How to change a support order made outside BC

There are a few ways you can change your out-of-province support order if you and the other person don't agree. In any process, both of you will also likely have to give the court your financial information (financial disclosure).

Use the Interjurisdictional Support Order Act if one of you lives outside BC

Use an Interjurisdictional Support Order (ISO) package to ask for a change to your support order where you live in BC and the other person lives in a reciprocating jurisdiction. If the other person lives elsewhere in Canada, you can use this process whether your order was made under the federal Divorce Act or under local provincial family law.

To help you figure out which forms you need to fill out, go to Choose Your Forms on the BC government's Family Justice website and answer the short set of questions for guidance. Or, read through their Form Support Guide.

You don't have to notify the other person (the respondent). Send your completed and sworn forms package (original plus two copies) to the designated authority office in the province or territory where you live. If you live in BC, this is:

Interjurisdictional Support Services
PO Box 2074 Stn Main
Vancouver, BC V6B 3S3

604-660-2528 (lower mainland)
1-866-660-2684 (elsewhere in BC)

In most cases, this office sends the forms package to the equivalent office in the jurisdiction where the other person lives. The other person will receive a copy of the forms package, be asked to reply to the application, and be summoned to court to respond in that jurisdiction.

The court in the respondent's jurisdiction will then consider the application and each of your and the other person’s forms and evidence. It can make an order changing your existing support order.

In some cases, the BC court has to hold a provisional hearing – it depends on where the other person lives. This is followed by a “confirmation hearing” in the reciprocating (other) jurisdiction. At the end of the confirmation hearing, the judge can change the support order or dismiss your application.

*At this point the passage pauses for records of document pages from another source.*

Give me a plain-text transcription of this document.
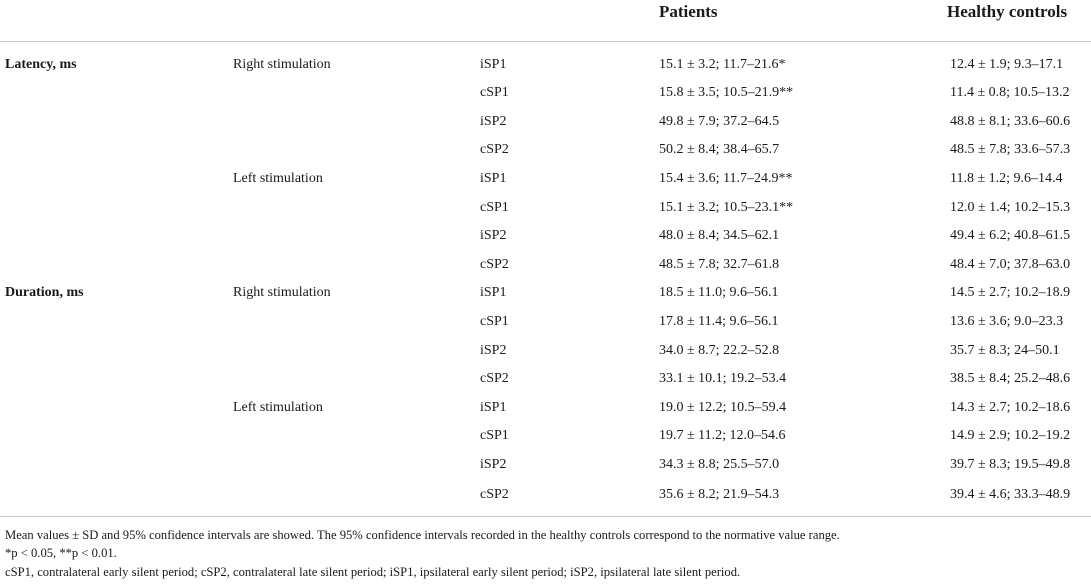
			Patients	Healthy controls
Latency, ms	Right stimulation	iSP1	15.1 ± 3.2; 11.7–21.6*	12.4 ± 1.9; 9.3–17.1
		cSP1	15.8 ± 3.5; 10.5–21.9**	11.4 ± 0.8; 10.5–13.2
		iSP2	49.8 ± 7.9; 37.2–64.5	48.8 ± 8.1; 33.6–60.6
		cSP2	50.2 ± 8.4; 38.4–65.7	48.5 ± 7.8; 33.6–57.3
	Left stimulation	iSP1	15.4 ± 3.6; 11.7–24.9**	11.8 ± 1.2; 9.6–14.4
		cSP1	15.1 ± 3.2; 10.5–23.1**	12.0 ± 1.4; 10.2–15.3
		iSP2	48.0 ± 8.4; 34.5–62.1	49.4 ± 6.2; 40.8–61.5
		cSP2	48.5 ± 7.8; 32.7–61.8	48.4 ± 7.0; 37.8–63.0
Duration, ms	Right stimulation	iSP1	18.5 ± 11.0; 9.6–56.1	14.5 ± 2.7; 10.2–18.9
		cSP1	17.8 ± 11.4; 9.6–56.1	13.6 ± 3.6; 9.0–23.3
		iSP2	34.0 ± 8.7; 22.2–52.8	35.7 ± 8.3; 24–50.1
		cSP2	33.1 ± 10.1; 19.2–53.4	38.5 ± 8.4; 25.2–48.6
	Left stimulation	iSP1	19.0 ± 12.2; 10.5–59.4	14.3 ± 2.7; 10.2–18.6
		cSP1	19.7 ± 11.2; 12.0–54.6	14.9 ± 2.9; 10.2–19.2
		iSP2	34.3 ± 8.8; 25.5–57.0	39.7 ± 8.3; 19.5–49.8
		cSP2	35.6 ± 8.2; 21.9–54.3	39.4 ± 4.6; 33.3–48.9

Mean values ± SD and 95% confidence intervals are showed. The 95% confidence intervals recorded in the healthy controls correspond to the normative value range.

*p < 0.05, **p < 0.01.

cSP1, contralateral early silent period; cSP2, contralateral late silent period; iSP1, ipsilateral early silent period; iSP2, ipsilateral late silent period.
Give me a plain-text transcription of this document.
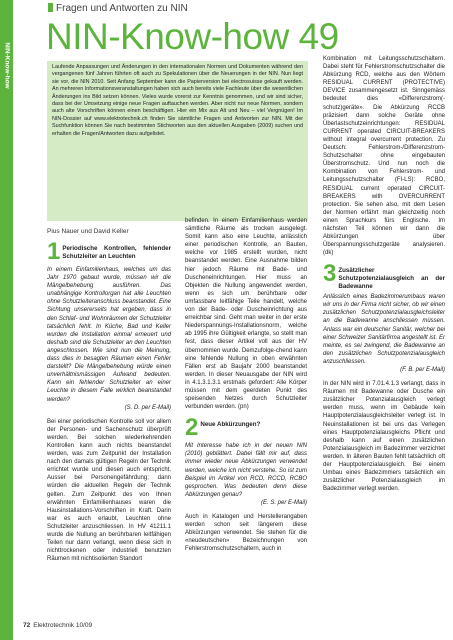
NIN-Know-how
Fragen und Antworten zu NIN
NIN-Know-how 49
Laufende Anpassungen und Änderungen in den internationalen Normen und Dokumenten während den vergangenen fünf Jahren führten oft auch zu Spekulationen über die Neuerungen in der NIN. Nun liegt sie vor, die NIN 2010. Seit Anfang September kann die Papierversion bei electrosuisse gekauft werden. An mehreren Informationsveranstaltungen haben sich auch bereits viele Fachleute über die wesentlichen Änderungen ins Bild setzen können. Vieles wurde vorerst zur Kenntnis genommen, und wir sind sicher, dass bei der Umsetzung einige neue Fragen auftauchen werden. Aber nicht nur neue Normen, sondern auch alte Vorschriften können einen beschäftigen. Hier ein Mix aus Alt und Neu – viel Vergnügen! Im NIN-Dossier auf www.elektrotechnik.ch finden Sie sämtliche Fragen und Antworten zur NIN. Mit der Suchfunktion können Sie nach bestimmten Stichworten aus den aktuellen Ausgaben (2009) suchen und erhalten die Fragen/Antworten dazu aufgelistet.
Pius Nauer und David Keller
1 Periodische Kontrollen, fehlender Schutzleiter an Leuchten

In einem Einfamilienhaus, welches um das Jahr 1970 gebaut wurde, müssen wir die Mängelbehebung ausführen. Das unabhängige Kontrollorgan hat alle Leuchten ohne Schutzleiteranschluss beanstandet. Eine Sichtung unsererseits hat ergeben, dass in den Schlaf- und Wohnräumen der Schutzleiter tatsächlich fehlt. In Küche, Bad und Keller wurden die Installation einmal erneuert und deshalb sind die Schutzleiter an den Leuchten angeschlossen. Wie sind nun die Meinung, dass dies in besagten Räumen einen Fehler darstellt? Die Mängelbehebung würde einen unverhältnismässigen Aufwand bedeuten. Kann ein fehlender Schutzleiter an einer Leuchte in diesem Falle wirklich beanstandet werden?

(S. D. per E-Mail)

Bei einer periodischen Kontrolle soll vor allem der Personen- und Sachenschutz überprüft werden. Bei solchen wiederkehrenden Kontrollen kann auch nichts beanstandet werden, was zum Zeitpunkt der Installation nach den damals gültigen Regeln der Technik errichtet wurde und diesen auch entspricht. Ausser bei Personengefährdung; dann würden die aktuellen Regeln der Technik gelten. Zum Zeitpunkt des von Ihnen erwähnten Einfamilienhauses waren die Hausinstallations-Vorschriften in Kraft. Darin war es auch erlaubt, Leuchten ohne Schutzleiter anzuschliessen. In HV 41211.1 wurde die Nullung an berührbaren leitfähigen Teilen nur dann verlangt, wenn diese sich in nichttrockenen oder industriell benutzten Räumen mit nichtisolierten Standort

befinden. In einem Einfamilienhaus werden sämtliche Räume als trocken ausgelegt. Somit kann also eine Leuchte, anlässlich einer periodischen Kontrolle, an Bauten, welche vor 1985 erstellt wurden, nicht beanstandet werden. Eine Ausnahme bilden hier jedoch Räume mit Bade- und Duscheneinrichtungen. Hier muss an Objekten die Nullung angewendet werden, wenn es sich um berührbare oder umfassbare leitfähige Teile handelt, welche von der Bade- oder Duscheinrichtung aus erreichbar sind. Geht man weiter in der erste Niederspannungs-Installationsnorm, welche ab 1995 ihre Gültigkeit erlangte, so stellt man fest, dass dieser Artikel voll aus der HV übernommen wurde. Demzufolge-chend kann eine fehlende Nullung in oben erwähnten Fällen erst ab Baujahr 2000 beanstandet werden. In dieser Neuausgabe der NIN wird in 4.1.3.1.3.1 erstmals gefordert: Alle Körper müssen mit dem geerdeten Punkt des speisenden Netzes durch Schutzleiter verbunden werden. (pn)

2 Neue Abkürzungen?

Mit Interesse habe ich in der neuen NIN (2010) geblättert. Dabei fällt mir auf, dass immer wieder neue Abkürzungen verwendet werden, welche ich nicht verstehe. So ist zum Beispiel im Artikel von RCD, RCCD, RCBO gesprochen. Was bedeuten denn diese Abkürzungen genau?

(E. S. per E-Mail)

Auch in Katalogen und Herstellerangaben werden schon seit längerem diese Abkürzungen verwendet. Sie stehen für die «neudeutschen» Bezeichnungen von Fehlerstromschutzschaltern, auch in

Kombination mit Leitungsschutzschaltern. Dabei steht für Fehlerstromschutzschalter die Abkürzung RCD, welche aus den Wörtern RESIDUAL CURRENT (PROTECTIVE) DEVICE zusammengesetzt ist. Sinngemäss bedeutet dies «Differenzstrom(-schutz)geräte». Die Abkürzung RCCB präzisiert dann solche Geräte ohne Überlastschutzeinrichtungen: RESIDUAL CURRENT operated CIRCUIT-BREAKERS without integral overcurrent protection. Zu Deutsch: Fehlerstrom-/Differenzstrom-Schutzschalter ohne eingebauten Überstromschutz. Und nun noch die Kombination von Fehlerstrom- und Leitungsschutzschalter (FI-LS): RCBO, RESIDUAL current operated CIRCUIT-BREAKERS with OVERCURRENT protection. Sie sehen also, mit dem Lesen der Normen erfährt man gleichzeitig noch einen Sprachkurs fürs Englische. Im nächsten Teil können wir dann die Abkürzungen über Überspannungsschutzgeräte analysieren. (dk)

3 Zusätzlicher Schutzpotenzialausgleich an der Badewanne

Anlässlich eines Badezimmerumbaus waren wir uns in der Firma nicht sicher, ob wir einen zusätzlichen Schutzpotenzialausgleichsleiter an die Badewanne anschliessen müssen. Anlass war ein deutscher Sanitär, welcher bei einer Schweizer Sanitärfirma angestellt ist. Er meinte, es sei zwingend, die Badewanne an den zusätzlichen Schutzpotenzialausgleich anzuschliessen.

(F. B. per E-Mail)

In der NIN wird in 7.01.4.1.3 verlangt, dass in Räumen mit Badewanne oder Dusche ein zusätzlicher Potenzialausgleich verlegt werden muss, wenn im Gebäude kein Hauptpotenzialausgleichsleiter verlegt ist. In Neuinstallationen ist bei uns das Verlegen eines Hauptpotenzialausgleichs Pflicht und deshalb kann auf einen zusätzlichen Potenzialausgleich im Badezimmer verzichtet werden. In älteren Bauten fehlt tatsächlich oft der Hauptpotenzialausgleich. Bei einem Umbau eines Badezimmers tatsächlich ein zusätzlicher Potenzialausgleich im Badezimmer verlegt werden.

72 Elektrotechnik 10/09
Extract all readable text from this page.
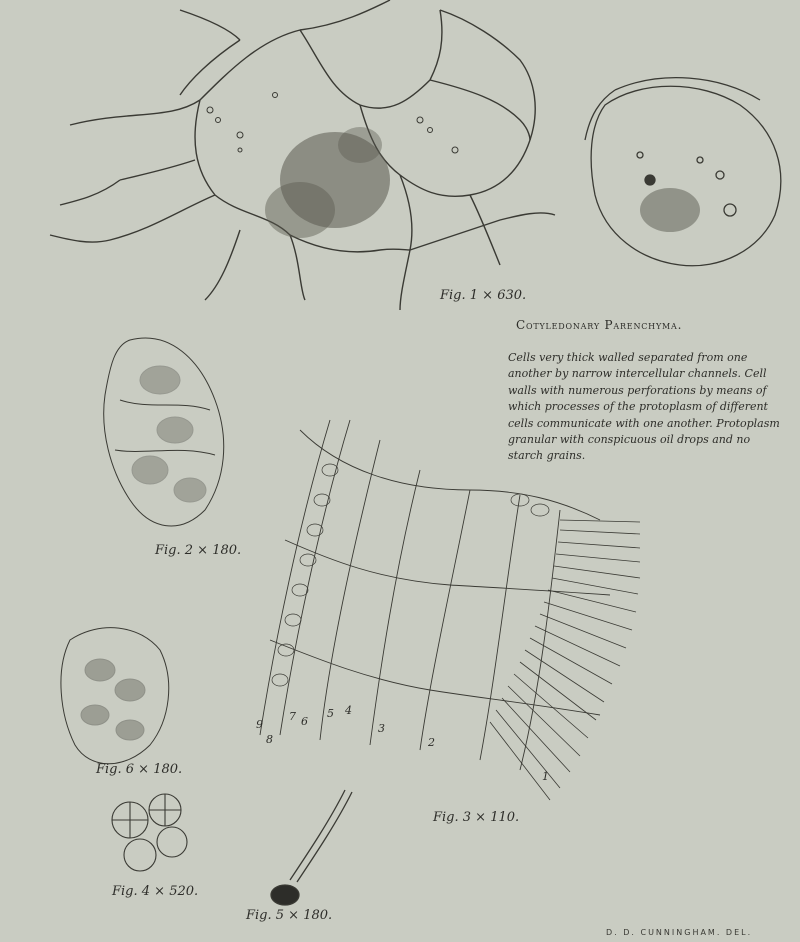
Fig. 1 × 630.
Fig. 2 × 180.
Fig. 3 × 110.
Fig. 4 × 520.
Fig. 5 × 180.
Fig. 6 × 180.
Cotyledonary Parenchyma.
Cells very thick walled separated from one another by narrow intercellular channels. Cell walls with numerous perforations by means of which processes of the protoplasm of different cells communicate with one another. Protoplasm granular with conspicuous oil drops and no starch grains.
1
2
3
4
5
6
7
8
9
D. D. CUNNINGHAM. DEL.
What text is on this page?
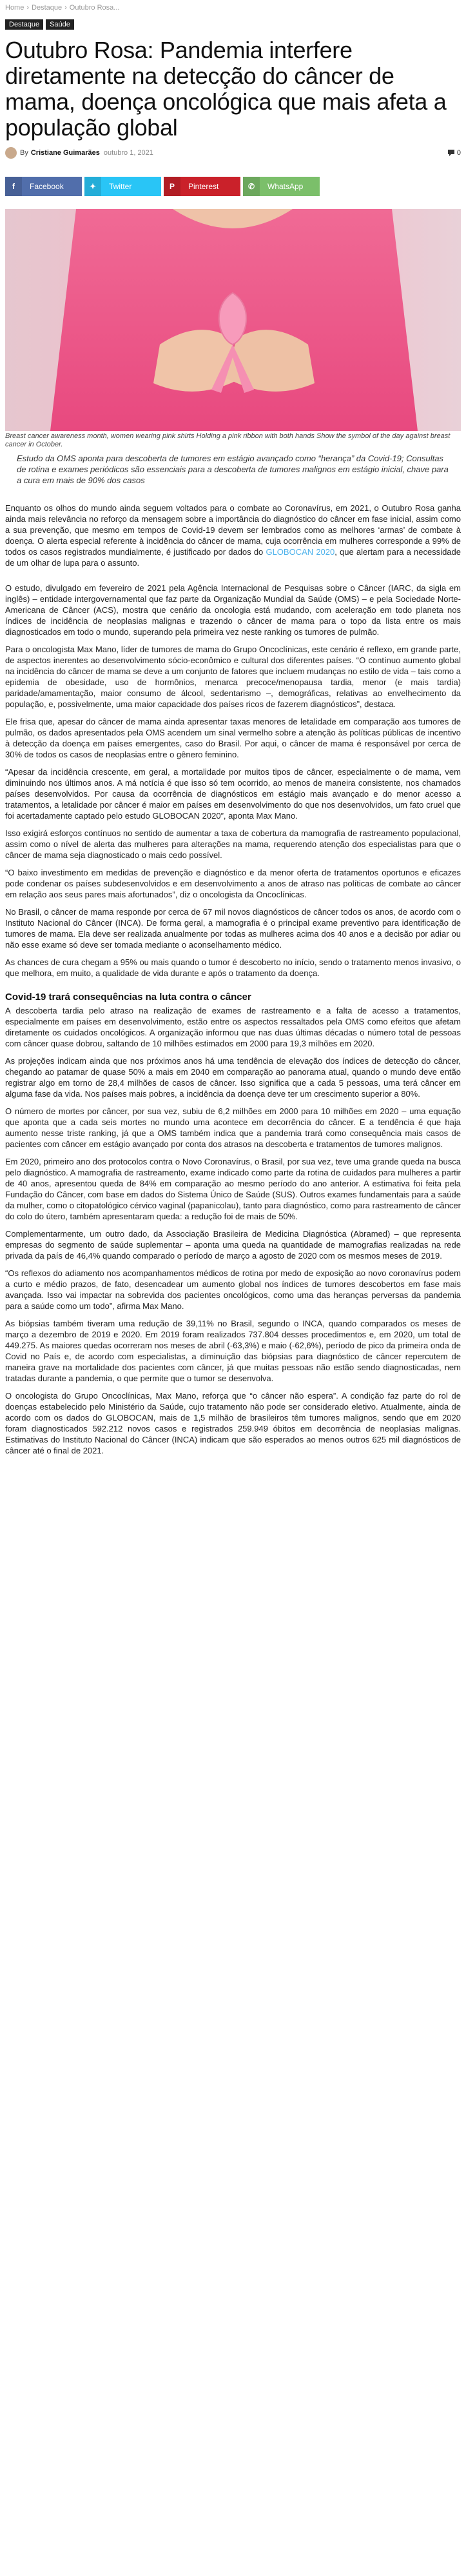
Home › Destaque › Outubro Rosa...
Destaque	Saúde
Outubro Rosa: Pandemia interfere diretamente na detecção do câncer de mama, doença oncológica que mais afeta a população global
By Cristiane Guimarães outubro 1, 2021	0
f	Facebook	✦	Twitter	P	Pinterest	✆	WhatsApp
Breast cancer awareness month, women wearing pink shirts Holding a pink ribbon with both hands Show the symbol of the day against breast cancer in October.

Estudo da OMS aponta para descoberta de tumores em estágio avançado como “herança” da Covid-19; Consultas de rotina e exames periódicos são essenciais para a descoberta de tumores malignos em estágio inicial, chave para a cura em mais de 90% dos casos

Enquanto os olhos do mundo ainda seguem voltados para o combate ao Coronavírus, em 2021, o Outubro Rosa ganha ainda mais relevância no reforço da mensagem sobre a importância do diagnóstico do câncer em fase inicial, assim como a sua prevenção, que mesmo em tempos de Covid-19 devem ser lembrados como as melhores ‘armas’ de combate à doença. O alerta especial referente à incidência do câncer de mama, cuja ocorrência em mulheres corresponde a 99% de todos os casos registrados mundialmente, é justificado por dados do GLOBOCAN 2020, que alertam para a necessidade de um olhar de lupa para o assunto.

O estudo, divulgado em fevereiro de 2021 pela Agência Internacional de Pesquisas sobre o Câncer (IARC, da sigla em inglês) – entidade intergovernamental que faz parte da Organização Mundial da Saúde (OMS) – e pela Sociedade Norte-Americana de Câncer (ACS), mostra que cenário da oncologia está mudando, com aceleração em todo planeta nos índices de incidência de neoplasias malignas e trazendo o câncer de mama para o topo da lista entre os mais diagnosticados em todo o mundo, superando pela primeira vez neste ranking os tumores de pulmão.

Para o oncologista Max Mano, líder de tumores de mama do Grupo Oncoclínicas, este cenário é reflexo, em grande parte, de aspectos inerentes ao desenvolvimento sócio-econômico e cultural dos diferentes países. “O contínuo aumento global na incidência do câncer de mama se deve a um conjunto de fatores que incluem mudanças no estilo de vida – tais como a epidemia de obesidade, uso de hormônios, menarca precoce/menopausa tardia, menor (e mais tardia) paridade/amamentação, maior consumo de álcool, sedentarismo –, demográficas, relativas ao envelhecimento da população, e, possivelmente, uma maior capacidade dos países ricos de fazerem diagnósticos”, destaca.

Ele frisa que, apesar do câncer de mama ainda apresentar taxas menores de letalidade em comparação aos tumores de pulmão, os dados apresentados pela OMS acendem um sinal vermelho sobre a atenção às políticas públicas de incentivo à detecção da doença em países emergentes, caso do Brasil. Por aqui, o câncer de mama é responsável por cerca de 30% de todos os casos de neoplasias entre o gênero feminino.

“Apesar da incidência crescente, em geral, a mortalidade por muitos tipos de câncer, especialmente o de mama, vem diminuindo nos últimos anos. A má notícia é que isso só tem ocorrido, ao menos de maneira consistente, nos chamados países desenvolvidos. Por causa da ocorrência de diagnósticos em estágio mais avançado e do menor acesso a tratamentos, a letalidade por câncer é maior em países em desenvolvimento do que nos desenvolvidos, um fato cruel que foi acertadamente captado pelo estudo GLOBOCAN 2020”, aponta Max Mano.

Isso exigirá esforços contínuos no sentido de aumentar a taxa de cobertura da mamografia de rastreamento populacional, assim como o nível de alerta das mulheres para alterações na mama, requerendo atenção dos especialistas para que o câncer de mama seja diagnosticado o mais cedo possível.

“O baixo investimento em medidas de prevenção e diagnóstico e da menor oferta de tratamentos oportunos e eficazes pode condenar os países subdesenvolvidos e em desenvolvimento a anos de atraso nas políticas de combate ao câncer em relação aos seus pares mais afortunados”, diz o oncologista da Oncoclínicas.

No Brasil, o câncer de mama responde por cerca de 67 mil novos diagnósticos de câncer todos os anos, de acordo com o Instituto Nacional do Câncer (INCA). De forma geral, a mamografia é o principal exame preventivo para identificação de tumores de mama. Ela deve ser realizada anualmente por todas as mulheres acima dos 40 anos e a decisão por adiar ou não esse exame só deve ser tomada mediante o aconselhamento médico.

As chances de cura chegam a 95% ou mais quando o tumor é descoberto no início, sendo o tratamento menos invasivo, o que melhora, em muito, a qualidade de vida durante e após o tratamento da doença.

Covid-19 trará consequências na luta contra o câncer

A descoberta tardia pelo atraso na realização de exames de rastreamento e a falta de acesso a tratamentos, especialmente em países em desenvolvimento, estão entre os aspectos ressaltados pela OMS como efeitos que afetam diretamente os cuidados oncológicos. A organização informou que nas duas últimas décadas o número total de pessoas com câncer quase dobrou, saltando de 10 milhões estimados em 2000 para 19,3 milhões em 2020.

As projeções indicam ainda que nos próximos anos há uma tendência de elevação dos índices de detecção do câncer, chegando ao patamar de quase 50% a mais em 2040 em comparação ao panorama atual, quando o mundo deve então registrar algo em torno de 28,4 milhões de casos de câncer. Isso significa que a cada 5 pessoas, uma terá câncer em alguma fase da vida. Nos países mais pobres, a incidência da doença deve ter um crescimento superior a 80%.

O número de mortes por câncer, por sua vez, subiu de 6,2 milhões em 2000 para 10 milhões em 2020 – uma equação que aponta que a cada seis mortes no mundo uma acontece em decorrência do câncer. E a tendência é que haja aumento nesse triste ranking, já que a OMS também indica que a pandemia trará como consequência mais casos de pacientes com câncer em estágio avançado por conta dos atrasos na descoberta e tratamentos de tumores malignos.

Em 2020, primeiro ano dos protocolos contra o Novo Coronavírus, o Brasil, por sua vez, teve uma grande queda na busca pelo diagnóstico. A mamografia de rastreamento, exame indicado como parte da rotina de cuidados para mulheres a partir de 40 anos, apresentou queda de 84% em comparação ao mesmo período do ano anterior. A estimativa foi feita pela Fundação do Câncer, com base em dados do Sistema Único de Saúde (SUS). Outros exames fundamentais para a saúde da mulher, como o citopatológico cérvico vaginal (papanicolau), tanto para diagnóstico, como para rastreamento de câncer do colo do útero, também apresentaram queda: a redução foi de mais de 50%.

Complementarmente, um outro dado, da Associação Brasileira de Medicina Diagnóstica (Abramed) – que representa empresas do segmento de saúde suplementar – aponta uma queda na quantidade de mamografias realizadas na rede privada da país de 46,4% quando comparado o período de março a agosto de 2020 com os mesmos meses de 2019.

“Os reflexos do adiamento nos acompanhamentos médicos de rotina por medo de exposição ao novo coronavírus podem a curto e médio prazos, de fato, desencadear um aumento global nos índices de tumores descobertos em fase mais avançada. Isso vai impactar na sobrevida dos pacientes oncológicos, como uma das heranças perversas da pandemia para a saúde como um todo”, afirma Max Mano.

As biópsias também tiveram uma redução de 39,11% no Brasil, segundo o INCA, quando comparados os meses de março a dezembro de 2019 e 2020. Em 2019 foram realizados 737.804 desses procedimentos e, em 2020, um total de 449.275. As maiores quedas ocorreram nos meses de abril (-63,3%) e maio (-62,6%), período de pico da primeira onda de Covid no País e, de acordo com especialistas, a diminuição das biópsias para diagnóstico de câncer repercutem de maneira grave na mortalidade dos pacientes com câncer, já que muitas pessoas não estão sendo diagnosticadas, nem tratadas durante a pandemia, o que permite que o tumor se desenvolva.

O oncologista do Grupo Oncoclínicas, Max Mano, reforça que “o câncer não espera”. A condição faz parte do rol de doenças estabelecido pelo Ministério da Saúde, cujo tratamento não pode ser considerado eletivo. Atualmente, ainda de acordo com os dados do GLOBOCAN, mais de 1,5 milhão de brasileiros têm tumores malignos, sendo que em 2020 foram diagnosticados 592.212 novos casos e registrados 259.949 óbitos em decorrência de neoplasias malignas. Estimativas do Instituto Nacional do Câncer (INCA) indicam que são esperados ao menos outros 625 mil diagnósticos de câncer até o final de 2021.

You can get legal help to fill in the ISO forms. Or you can contact a family justice counsellor for help. The Interjurisdictional Support Services office can answer your questions, but they can't give legal advice.

Make a court application

Another way to change a support order made outside BC is to make a court application in the province, territory, or country where the order was made. 

Contact the court or a lawyer in that jurisdiction to find out how to make the application there. If a court appearance is required, you may be able to appear by video or phone, depending on the rules for that court.